RSMeans data from Gordian, a company that collects construction data, held a seminar about construction cost trends in 2018, and how the data is configured.

“We’re investing very heavily in modern and cloud-enable tech, which allows us to collect more data and to be more efficient,” says Noam Reininger, chief data officer at Gordian.

According to Bob Mewis, director of engineering at RSMeans, material, labor equipment and productivity all factor into the company’s creation of a unit price line item, or the cost of construction-related materials and services.

Reasons for material cost change include availability, location and time of year.

Natural disasters, such as hurricanes, can also have an impact on pricing.

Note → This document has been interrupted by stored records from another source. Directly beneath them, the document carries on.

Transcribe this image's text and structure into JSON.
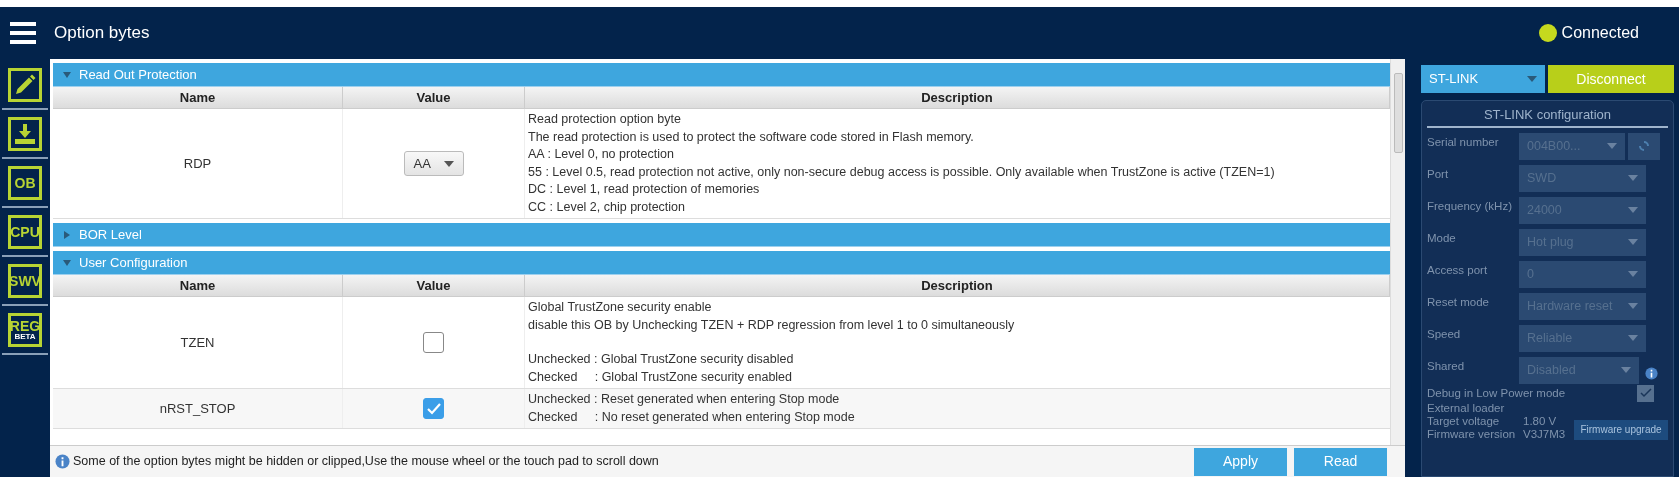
{
  "header": {
    "title": "Option bytes",
    "status": "Connected"
  },
  "sidebar": [
    {
      "kind": "pencil"
    },
    {
      "kind": "download"
    },
    {
      "kind": "label",
      "label": "OB"
    },
    {
      "kind": "label",
      "label": "CPU"
    },
    {
      "kind": "label",
      "label": "SWV"
    },
    {
      "kind": "label",
      "label": "REG",
      "sublabel": "BETA"
    }
  ],
  "sections": [
    {
      "title": "Read Out Protection",
      "expanded": true,
      "columns": [
        "Name",
        "Value",
        "Description"
      ],
      "rows": [
        {
          "name": "RDP",
          "kind": "select",
          "value": "AA",
          "description": [
            [
              "Read protection option byte",
              "The read protection is used to protect the software code stored in Flash memory.",
              "AA : Level 0, no protection",
              "55 : Level 0.5, read protection not active, only non-secure debug access is possible. Only available when TrustZone is active (TZEN=1)",
              "DC : Level 1, read protection of memories",
              "CC : Level 2, chip protection"
            ]
          ]
        }
      ]
    },
    {
      "title": "BOR Level",
      "expanded": false
    },
    {
      "title": "User Configuration",
      "expanded": true,
      "columns": [
        "Name",
        "Value",
        "Description"
      ],
      "rows": [
        {
          "name": "TZEN",
          "kind": "checkbox",
          "checked": false,
          "description": [
            [
              "Global TrustZone security enable",
              "disable this OB by Unchecking TZEN + RDP regression from level 1 to 0 simultaneously"
            ],
            [
              "Unchecked : Global TrustZone security disabled",
              "Checked     : Global TrustZone security enabled"
            ]
          ]
        },
        {
          "name": "nRST_STOP",
          "kind": "checkbox",
          "checked": true,
          "description": [
            [
              "Unchecked : Reset generated when entering Stop mode",
              "Checked     : No reset generated when entering Stop mode"
            ]
          ]
        }
      ]
    }
  ],
  "footer": {
    "note": "Some of the option bytes might be hidden or clipped,Use the mouse wheel or the touch pad to scroll down",
    "buttons": [
      "Apply",
      "Read"
    ]
  },
  "connection": {
    "probe": "ST-LINK",
    "button": "Disconnect",
    "config": {
      "title": "ST-LINK configuration",
      "fields": [
        {
          "label": "Serial number",
          "value": "004B00...",
          "kind": "refresh",
          "disabled": true
        },
        {
          "label": "Port",
          "value": "SWD",
          "kind": "select",
          "disabled": true
        },
        {
          "label": "Frequency (kHz)",
          "value": "24000",
          "kind": "select",
          "disabled": true
        },
        {
          "label": "Mode",
          "value": "Hot plug",
          "kind": "select",
          "disabled": true
        },
        {
          "label": "Access port",
          "value": "0",
          "kind": "select",
          "disabled": true
        },
        {
          "label": "Reset mode",
          "value": "Hardware reset",
          "kind": "select",
          "disabled": true
        },
        {
          "label": "Speed",
          "value": "Reliable",
          "kind": "select",
          "disabled": true
        },
        {
          "label": "Shared",
          "value": "Disabled",
          "kind": "info",
          "disabled": true
        }
      ],
      "low_power": {
        "label": "Debug in Low Power mode",
        "checked": true,
        "disabled": true
      },
      "info": [
        {
          "label": "External loader"
        },
        {
          "label": "Target voltage",
          "value": "1.80 V"
        },
        {
          "label": "Firmware version",
          "value": "V3J7M3"
        }
      ],
      "firmware_button": {
        "label": "Firmware upgrade",
        "disabled": true
      }
    }
  }
}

“[Hurricane] Katrina taught us several lessons about the impact of material prices and wage rates paid. It takes time for impacts to really show, it could be six months or more before we really see some impact. I would expect to see some impact from last year’s major hurricanes in the next couple of months, but the extent and what materials or trades, that’s hard to predict,” says Mewis.

Natural disasters could affect construction labor costs as well. According to Geni Medeiros, manager of cost research at RSMeans, there could be a higher open shop labor shortage, leading to more overtime and higher labor costs. Journeymen are under contract through their respective unions, and will not be affect as much.

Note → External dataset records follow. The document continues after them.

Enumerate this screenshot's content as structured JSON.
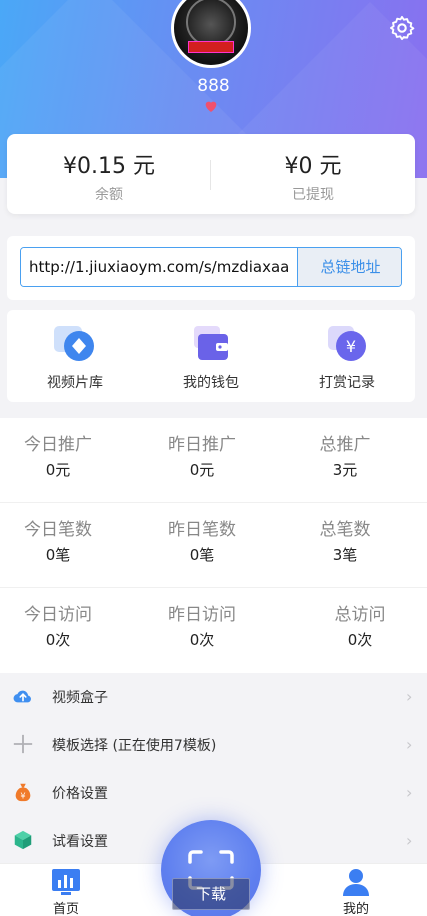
{
  "header": {
    "nickname": "888",
    "colors": {
      "gradient_start": "#4aa8f7",
      "gradient_end": "#8a6ff0"
    }
  },
  "balance": {
    "available_amount": "¥0.15 元",
    "available_label": "余额",
    "withdrawn_amount": "¥0 元",
    "withdrawn_label": "已提现"
  },
  "link": {
    "url": "http://1.jiuxiaoym.com/s/mzdiaxaa",
    "copy_label": "总链地址"
  },
  "quick_actions": [
    {
      "label": "视频片库",
      "icon": "diamond-icon"
    },
    {
      "label": "我的钱包",
      "icon": "wallet-icon"
    },
    {
      "label": "打赏记录",
      "icon": "yen-coin-icon"
    }
  ],
  "stats": [
    [
      {
        "title": "今日推广",
        "value": "0元"
      },
      {
        "title": "昨日推广",
        "value": "0元"
      },
      {
        "title": "总推广",
        "value": "3元"
      }
    ],
    [
      {
        "title": "今日笔数",
        "value": "0笔"
      },
      {
        "title": "昨日笔数",
        "value": "0笔"
      },
      {
        "title": "总笔数",
        "value": "3笔"
      }
    ],
    [
      {
        "title": "今日访问",
        "value": "0次"
      },
      {
        "title": "昨日访问",
        "value": "0次"
      },
      {
        "title": "总访问",
        "value": "0次"
      }
    ]
  ],
  "menu": [
    {
      "label": "视频盒子",
      "icon": "cloud-upload-icon"
    },
    {
      "label": "模板选择 (正在使用7模板)",
      "icon": "plus-icon"
    },
    {
      "label": "价格设置",
      "icon": "money-bag-icon"
    },
    {
      "label": "试看设置",
      "icon": "cube-icon"
    }
  ],
  "tabbar": {
    "home_label": "首页",
    "download_label": "下载",
    "mine_label": "我的"
  },
  "accent": "#3b8fe8"
}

As far as changes in construction cost by location, Richmond, Va., saw the highest change in construction costs year-over-year from the 2017 to 2018 data collection periods. West Palm Beach, Fla., saw the lowest change.

RSMeans’ database contains 88,667 unit cost line items. This year, 1,236 cost lines were added, and 87 were removed.

From 2017 to 2018, 71 percent of cost lines had a price change. Of those cost lines, 66 changed between -5 and 5 percent. Twenty-nine percent of cost lines had a price change of more than 5 percent.

Wood, doors and windows and fire suppression are all showing larger cost increases. However, the price of exterior doors is the main factor driving the doors and windows price increase.